The discovery was made by the Government Accountability Office, an independent nonpartisan congressional agency after they conducted a thorough review of the U.S. federal government's response to the COVID-19 pandemic.

The Internal Revenue Service and the Treasury Department rolled out over 160 million payments to Americans amounting to a total of US $269 billion, and critics are calling the rollout disorganized and muddled.

The US $2 trillion stimulus package, entitled the CARES Act, was passed by Congress in March to alleviate the economic blow for Americans brought on by the COVID-19 pandemic.

Americans who were eligible to receive the financial aid, called Economic Impact Payments, received amounts based on their 2018 or 2019 income tax returns, or by filling out a simple tax return.

Americans who made up to $75,000 annually received checks for $1,200 and couple making as much as $150,000 who filed joint tax returns were eligible for $2,400 and another $500 for each qualifying child.

Payments would decrease for those making above $75,000 and the income cap was $99,000 per individual and $198,00 for couples.

Initially, Treasury officials planned to deliver payments as "rapidly as possible" so they could meet the CARES Act's mandate.

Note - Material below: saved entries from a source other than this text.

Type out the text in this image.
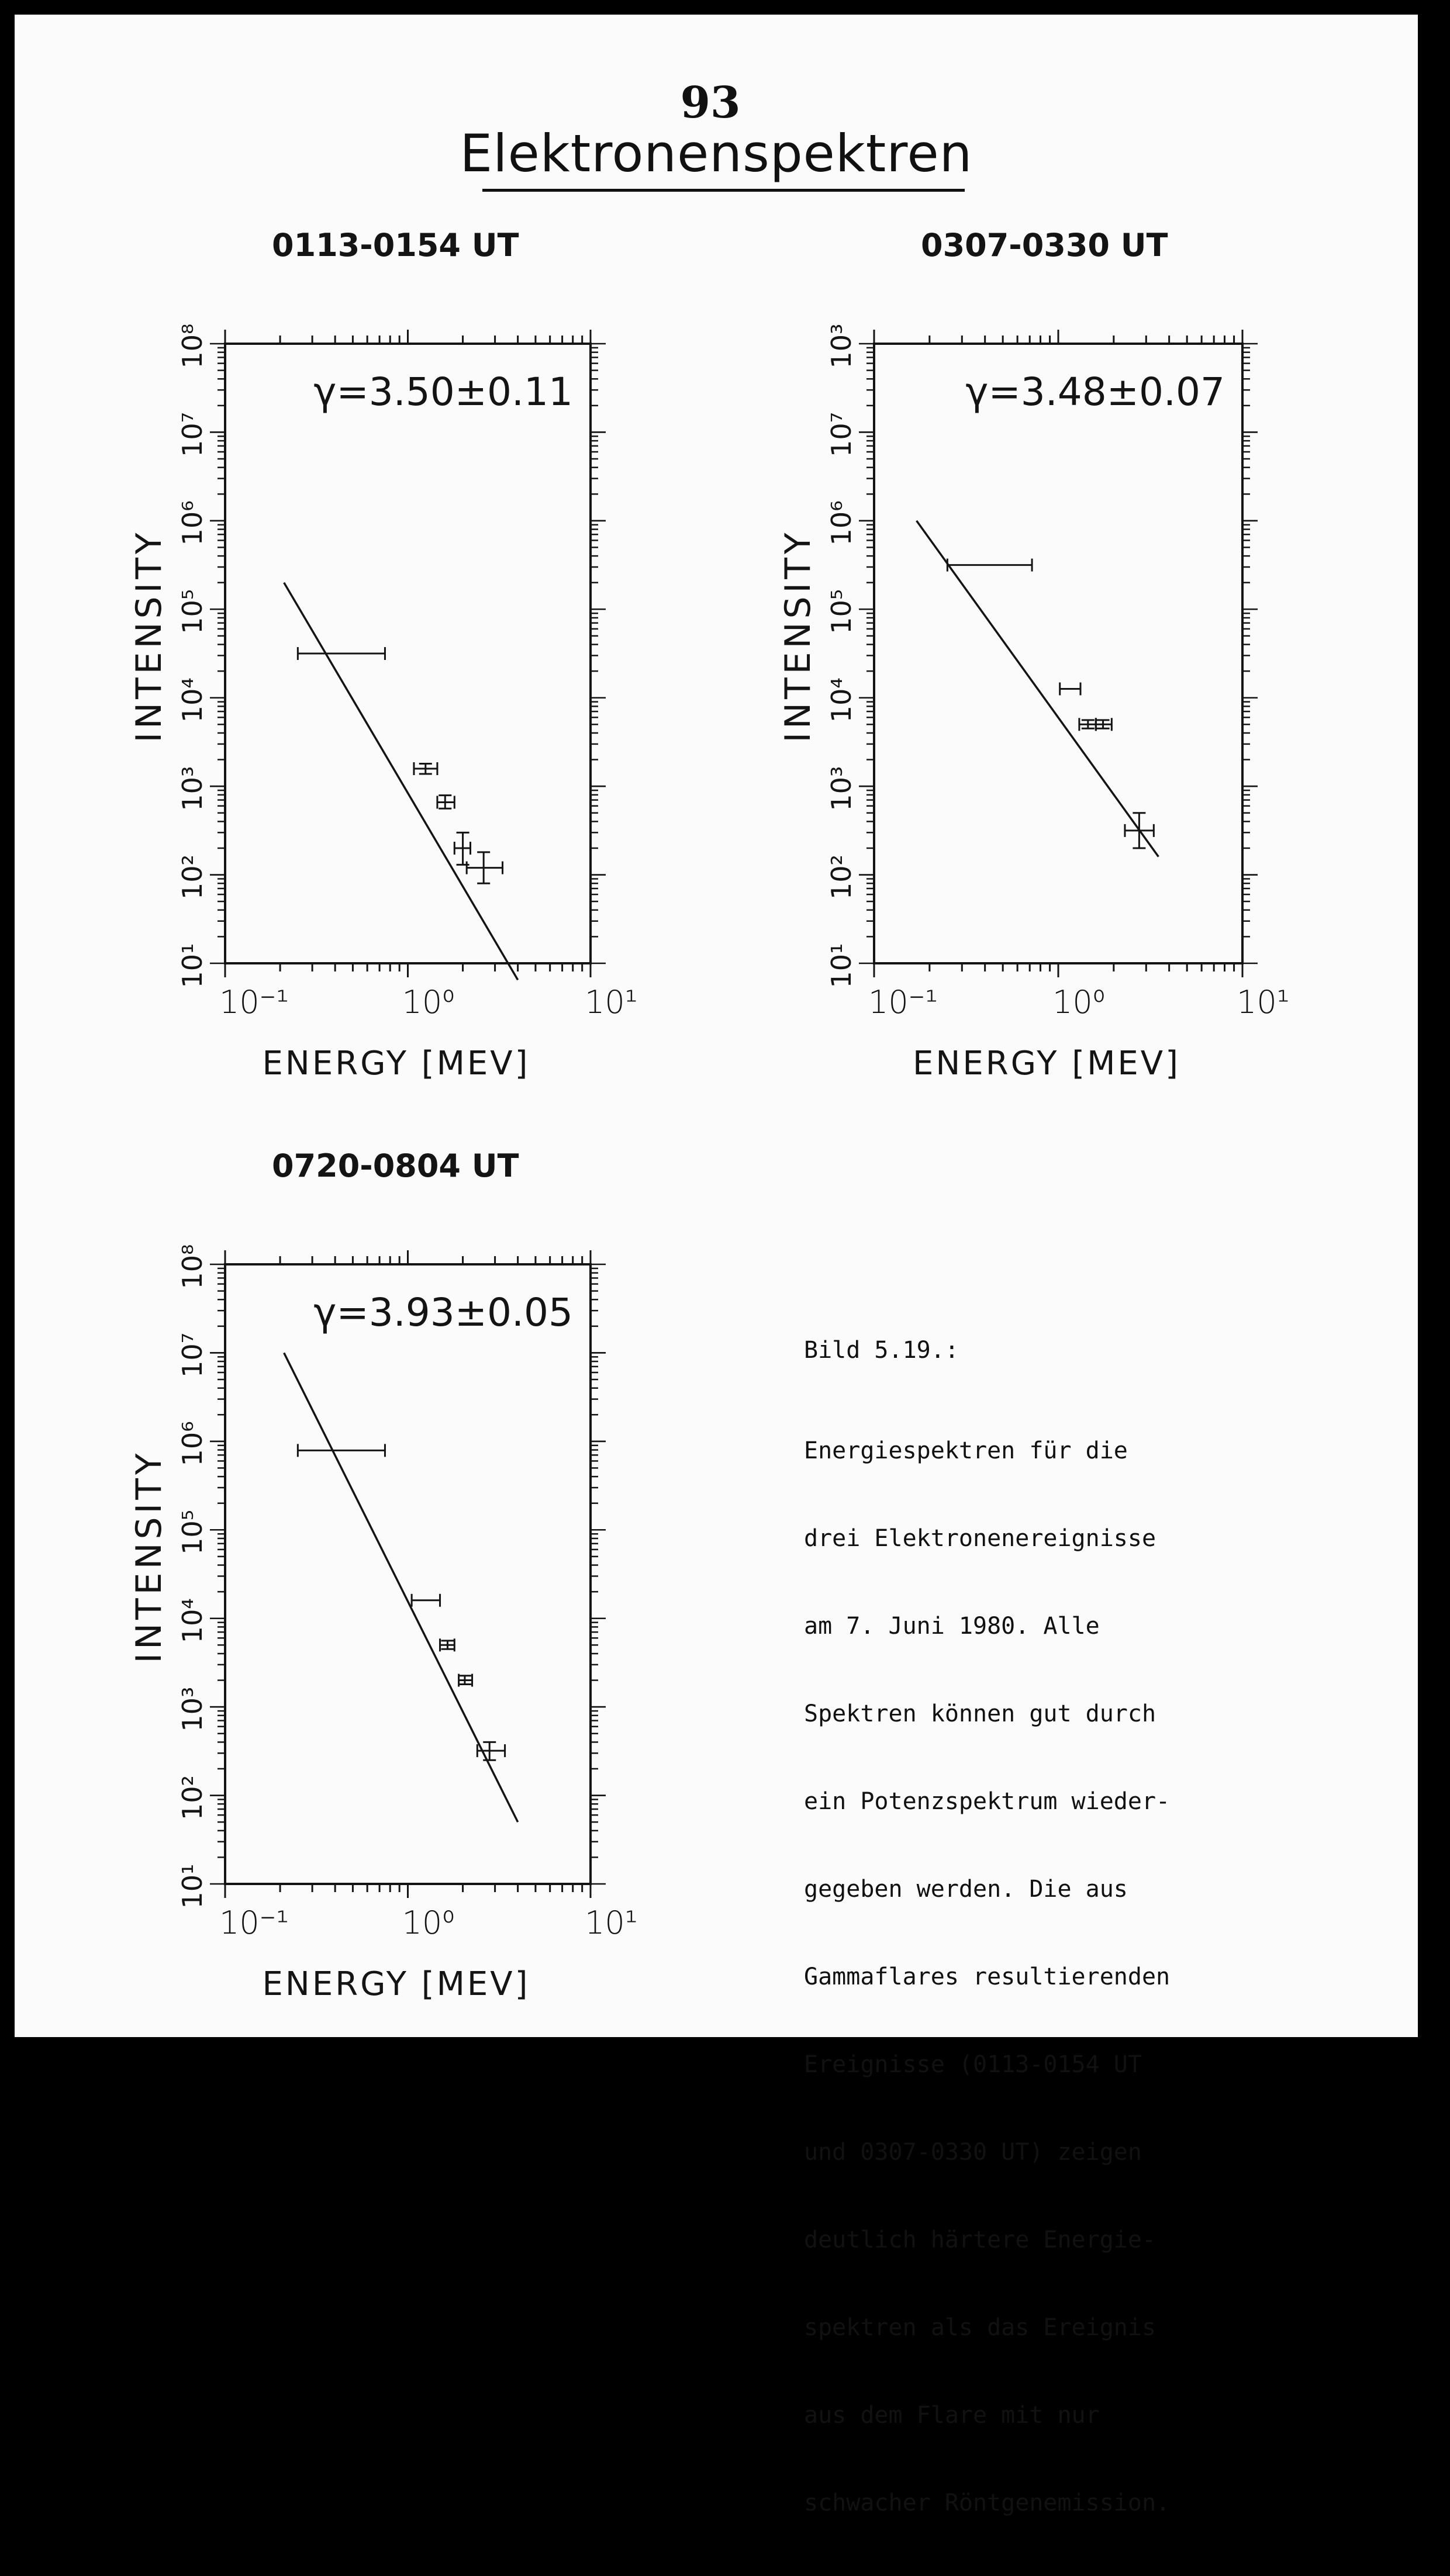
93
Elektronenspektren

Bild 5.19.:

Energiespektren für die

drei Elektronenereignisse

am 7. Juni 1980. Alle

Spektren können gut durch

ein Potenzspektrum wieder-

gegeben werden. Die aus

Gammaflares resultierenden

Ereignisse (0113-0154 UT

und 0307-0330 UT) zeigen

deutlich härtere Energie-

spektren als das Ereignis

aus dem Flare mit nur

schwacher Röntgenemission.

10⁻¹	10⁰	10¹
10¹
10²
10³
10⁴
10⁵
10⁶
10⁷
10⁸
ENERGY [MEV]
INTENSITY
0113-0154 UT
γ=3.50±0.11
10⁻¹	10⁰	10¹
10¹
10²
10³
10⁴
10⁵
10⁶
10⁷
10³
ENERGY [MEV]
INTENSITY
0307-0330 UT
γ=3.48±0.07
10⁻¹	10⁰	10¹
10¹
10²
10³
10⁴
10⁵
10⁶
10⁷
10⁸
ENERGY [MEV]
INTENSITY
0720-0804 UT
γ=3.93±0.05
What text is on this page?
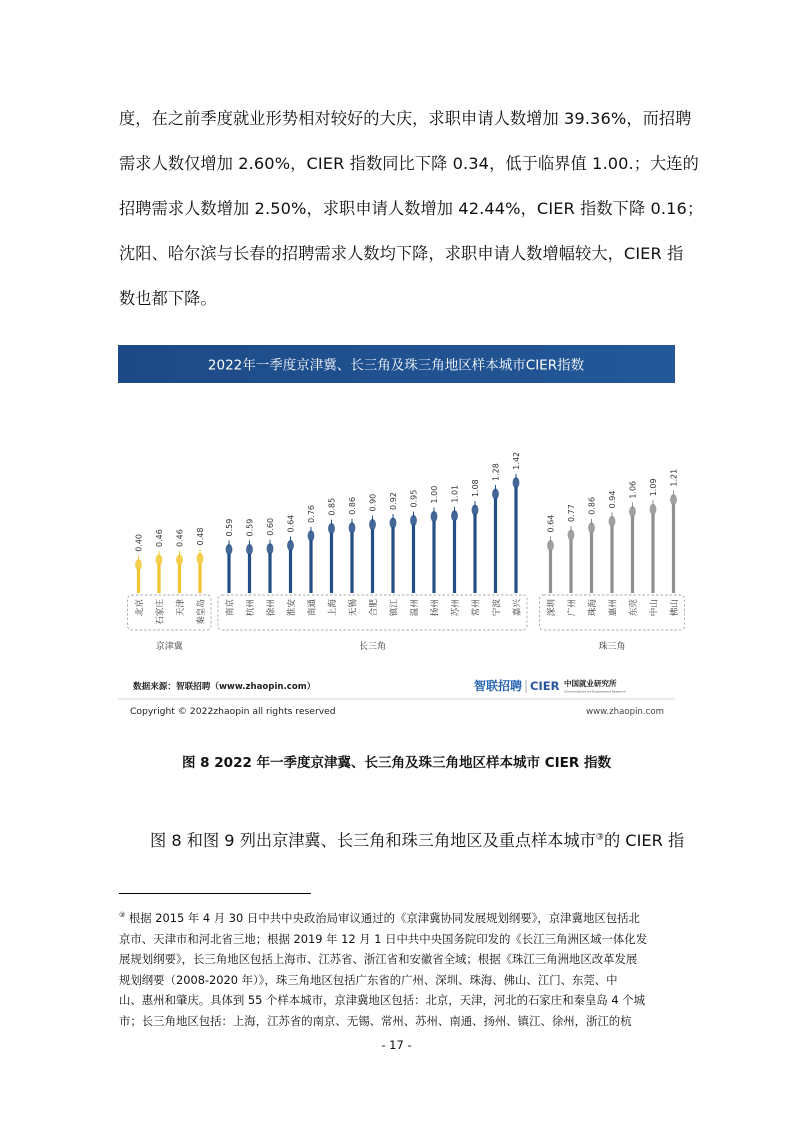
度，在之前季度就业形势相对较好的大庆，求职申请人数增加 39.36%，而招聘
需求人数仅增加 2.60%，CIER 指数同比下降 0.34，低于临界值 1.00.；大连的
招聘需求人数增加 2.50%，求职申请人数增加 42.44%，CIER 指数下降 0.16；
沈阳、哈尔滨与长春的招聘需求人数均下降，求职申请人数增幅较大，CIER 指
数也都下降。
2022年一季度京津冀、长三角及珠三角地区样本城市CIER指数
0.40
北京
0.46
石家庄
0.46
天津
0.48
秦皇岛
0.59
南京
0.59
杭州
0.60
徐州
0.64
淮安
0.76
南通
0.85
上海
0.86
无锡
0.90
合肥
0.92
镇江
0.95
温州
1.00
扬州
1.01
苏州
1.08
常州
1.28
宁波
1.42
嘉兴
0.64
深圳
0.77
广州
0.86
珠海
0.94
惠州
1.06
东莞
1.09
中山
1.21
佛山
京津冀	长三角	珠三角
数据来源：智联招聘（www.zhaopin.com）	智联招聘 CIER 中国就业研究所
China Institute for Employment Research
Copyright © 2022zhaopin all rights reserved	www.zhaopin.com
图 8 2022 年一季度京津冀、长三角及珠三角地区样本城市 CIER 指数
图 8 和图 9 列出京津冀、长三角和珠三角地区及重点样本城市③的 CIER 指
③ 根据 2015 年 4 月 30 日中共中央政治局审议通过的《京津冀协同发展规划纲要》，京津冀地区包括北
京市、天津市和河北省三地；根据 2019 年 12 月 1 日中共中央国务院印发的《长江三角洲区域一体化发
展规划纲要》，长三角地区包括上海市、江苏省、浙江省和安徽省全域；根据《珠江三角洲地区改革发展
规划纲要（2008-2020 年）》，珠三角地区包括广东省的广州、深圳、珠海、佛山、江门、东莞、中
山、惠州和肇庆。具体到 55 个样本城市，京津冀地区包括：北京，天津，河北的石家庄和秦皇岛 4 个城
市；长三角地区包括：上海，江苏省的南京、无锡、常州、苏州、南通、扬州、镇江、徐州，浙江的杭
- 17 -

The first three batches of the payments were sent out based on the old operational policies and procedures for stimulus payments but as GAO's report points out, this "did not include using [Social Security Administration] death records as a filter to halt payments to decedents."

The report also noted that IRS's legal counsel had "determined that the IRS did not have the legal authority to deny payments to those who filed a return for 2019, even if they were deceased at the time of payment,"

Americans all across the country began reporting that they had received payments based on behalf of their deceased loved ones however due to a backlog things went unnoticed. Many Americans believed they would be allowed to keep the payments until the IRS updated their guidance policy in May asking that payments made out to deceased Americans "should be returned to the IRS."

As it stands, the IRS does not have a plan in place to notify Americans who received ineligible payments on behalf of their deceased family members. According to the GAO's report, that number is estimated to be around 1.1 million Americans.